Non-Additivity is that, when you cannot use a sum operator to generate the needed aggregation. Here are non-additive measures:
Ratios and Percentages:
Some examples of the ratios and %ages is the Profit-margin, revenue to asset ratio, default rate etc. If you add the profit-margin % of all the products for a retail company, you may get a figure of much more than 100%. Therefore you need to first take the sum of the numerator (profits) and denominator (revenue) for all the products and then calculate the ratio. When you are applying aggregation on a ratio, one need to take the 'ratio of the sums', instead of 'sum of the ratios'. Similarly for %ages, the same rule will apply.
The same constraint will also apply on averaging. Just like sum, even the average operator will fail here.
Solution: Store the numerator and denominator in separate fields and the ratio OR % age in a separate field as derived measure-Fact.
Measures of Intensity
These are more of clinical and scientific measurements. For example, blood pressure, temperature, gauge pressure, wind speed etc. The handling of these kind measures can be simple average (like average blood pressure of the sample of patients with same medical history and between ages of 40 and 50 comes out to 140/110..). However, the designers could apply very specific rules to calculate the summations (like placing weights to different instances). This is primarily due to the scientific nature.
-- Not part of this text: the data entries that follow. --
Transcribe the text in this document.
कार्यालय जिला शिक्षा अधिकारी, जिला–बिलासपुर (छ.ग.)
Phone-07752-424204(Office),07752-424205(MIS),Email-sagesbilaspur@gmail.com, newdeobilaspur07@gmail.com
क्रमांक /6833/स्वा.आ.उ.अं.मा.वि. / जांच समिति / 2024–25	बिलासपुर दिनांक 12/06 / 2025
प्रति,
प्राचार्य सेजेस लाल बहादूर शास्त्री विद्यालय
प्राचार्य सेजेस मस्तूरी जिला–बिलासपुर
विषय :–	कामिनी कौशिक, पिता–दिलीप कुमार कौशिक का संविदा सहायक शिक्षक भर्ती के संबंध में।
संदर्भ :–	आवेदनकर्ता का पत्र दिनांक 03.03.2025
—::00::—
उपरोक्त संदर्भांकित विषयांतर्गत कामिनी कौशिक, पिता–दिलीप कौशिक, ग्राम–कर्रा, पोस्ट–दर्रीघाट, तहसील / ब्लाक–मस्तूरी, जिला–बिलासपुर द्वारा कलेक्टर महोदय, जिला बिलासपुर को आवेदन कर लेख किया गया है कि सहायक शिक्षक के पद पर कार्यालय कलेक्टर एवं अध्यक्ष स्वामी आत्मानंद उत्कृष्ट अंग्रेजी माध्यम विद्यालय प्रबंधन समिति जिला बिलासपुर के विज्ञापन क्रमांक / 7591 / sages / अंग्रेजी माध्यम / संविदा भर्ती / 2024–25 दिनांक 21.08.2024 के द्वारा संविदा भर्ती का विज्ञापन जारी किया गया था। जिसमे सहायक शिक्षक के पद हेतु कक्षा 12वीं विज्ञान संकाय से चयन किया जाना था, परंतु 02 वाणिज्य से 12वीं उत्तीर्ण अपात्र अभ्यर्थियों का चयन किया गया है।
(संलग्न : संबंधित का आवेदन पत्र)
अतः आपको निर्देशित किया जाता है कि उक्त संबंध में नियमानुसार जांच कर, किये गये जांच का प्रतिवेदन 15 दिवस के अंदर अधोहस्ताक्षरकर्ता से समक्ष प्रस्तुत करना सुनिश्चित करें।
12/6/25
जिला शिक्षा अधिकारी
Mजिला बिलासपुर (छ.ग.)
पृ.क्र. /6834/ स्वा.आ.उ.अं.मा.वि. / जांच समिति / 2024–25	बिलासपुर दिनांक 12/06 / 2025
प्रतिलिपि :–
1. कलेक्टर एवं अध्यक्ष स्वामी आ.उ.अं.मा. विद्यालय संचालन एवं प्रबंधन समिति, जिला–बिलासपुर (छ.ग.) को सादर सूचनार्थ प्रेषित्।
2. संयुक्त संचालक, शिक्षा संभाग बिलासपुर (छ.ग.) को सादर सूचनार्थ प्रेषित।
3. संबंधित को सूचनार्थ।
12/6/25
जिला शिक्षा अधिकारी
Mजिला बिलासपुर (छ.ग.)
Solution: Use alternate aggregation functions like averages, minimum and maximum. Track the constraints in the meta-data.
Grades and scales
This is same as measures of intensity, but more of business domain. Some examples are risk grade of customer, level of risk scale associated with a loan.
Solution: Use alternate aggregation functions like averages, minimum and maximum. Track the constraints in the meta-data.
Averages/Maximum/Minimum and similar measures
You may have derived measures in current data OR historical snap-shots. If you have averages OR max-min figures, these will not be additive. In other words, the attributes which do not contain the 'activity', but the 'characterization' measure, do not follow the additive path. 'Characterization' measure is a kind of measure, which characterizes the activity. For example, while the 'turn-around time' is an activity measure, but average TAT, maximum TAT, minimum TAT for a period (say), characterize the TAT activity.
Solution: Use alternate aggregation functions like minimum (minimum of minimums) and maximum (maximum of maximums). Track the constraints in the meta-data. However, the solution does not apply on averages.